I’ve done my best to understand from the official editorial, but to no avail.
Thanks!!

``````for (int lhs = 0; lhs <= 200; lhs++)
{
for (int len = 1; lhs + len <= 200; len++)
{
int topSum = 0;
int leftSum = 0;
int rightSum = 0;
int bottomSum = 0;
for (int i = 1; i <= 200; i++)
{
ret = max(ret, topDP[i] = max(topDP[i], topSum = max(0, topSum + rectangleSum(i - 1, lhs, 1, len))));
ret = max(ret, leftDP[i] = max(leftDP[i], leftSum = max(0, leftSum + rectangleSum(lhs, i - 1, len, 1))));
ret = max(ret, rightDP[i] = max(rightDP[i], rightSum = max(0, rightSum + rectangleSum(lhs, 200 - i, len, 1))));
ret = max(ret, bottomDP[i] = max(bottomDP[i], bottomSum = max(0, bottomSum + rectangleSum(200 - i, lhs, 1, len))));
}
}
}
for (int i = 2; i <= 200; i++)
{
topDP[i] = max(topDP[i], topDP[i - 1]);
leftDP[i] = max(leftDP[i], leftDP[i - 1]);
rightDP[i] = max(rightDP[i], rightDP[i - 1]);
bottomDP[i] = max(bottomDP[i], bottomDP[i - 1]);
}

for (int i = 1; i <= 199; i++)
{
ret = max(ret, topDP[i] + bottomDP[200 - i]);
ret = max(ret, leftDP[i] + rightDP[200 - i]);
}``````

First, consider only solving for one rectangle. The code iterates through all pairs of column combinations (`lhs`, `lhs + len`), and the rectangle has columns `lhs` and `lhs + len`. Then it iterates down the rows, and doing a sliding window to figure out the maximum number of cells that can be painted with K layers for the current rectangle.

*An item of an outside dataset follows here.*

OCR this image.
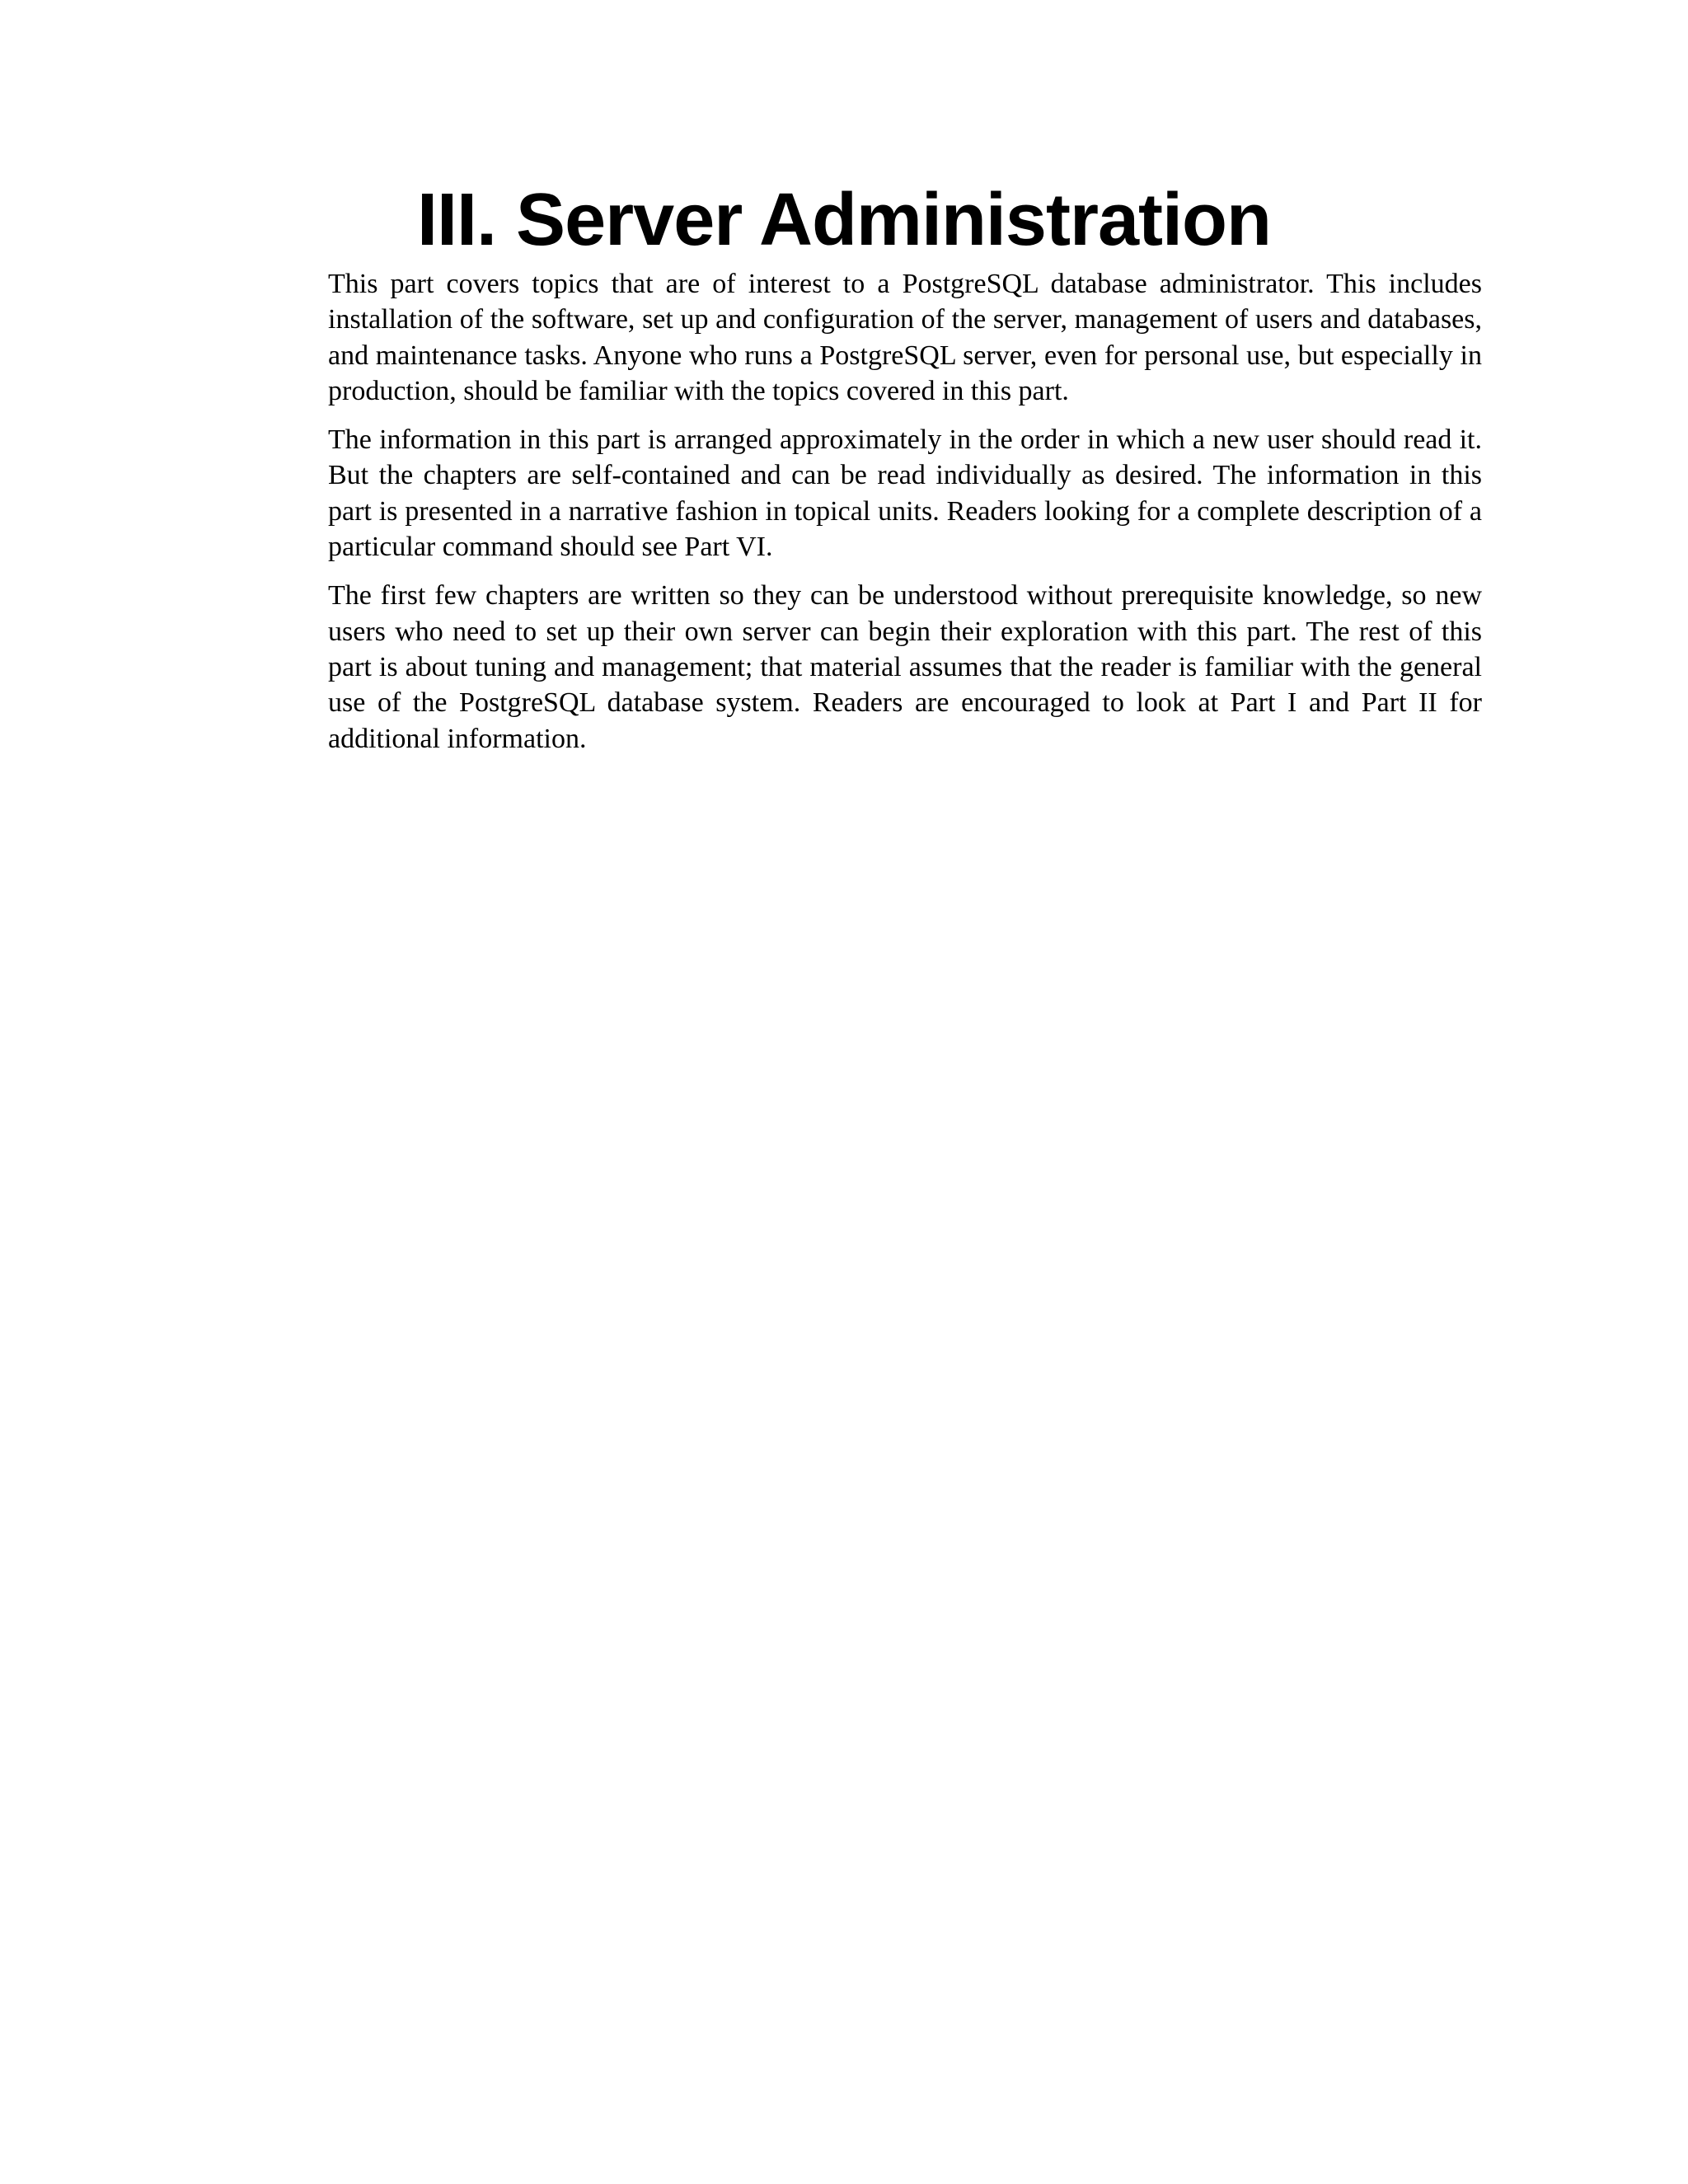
III. Server Administration

This part covers topics that are of interest to a PostgreSQL database administrator. This includes installation of the software, set up and configuration of the server, management of users and databases, and maintenance tasks. Anyone who runs a PostgreSQL server, even for personal use, but especially in production, should be familiar with the topics covered in this part.

The information in this part is arranged approximately in the order in which a new user should read it. But the chapters are self-contained and can be read individually as desired. The information in this part is presented in a narrative fashion in topical units. Readers looking for a complete description of a particular command should see Part VI.

The first few chapters are written so they can be understood without prerequisite knowledge, so new users who need to set up their own server can begin their exploration with this part. The rest of this part is about tuning and management; that material assumes that the reader is familiar with the general use of the PostgreSQL database system. Readers are encouraged to look at Part I and Part II for additional information.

For two rectangles, there must exist a line between them (because they don’t overlap). The code contains 4 arrays to simulate the line. For example,` topDP[i]` means the maximum number of cells that can be painted with a rectangle above row `i`. Therefore, `topDP[i] + bottomDP[i]` means that the one rectangle is above `i`, and one below `i`.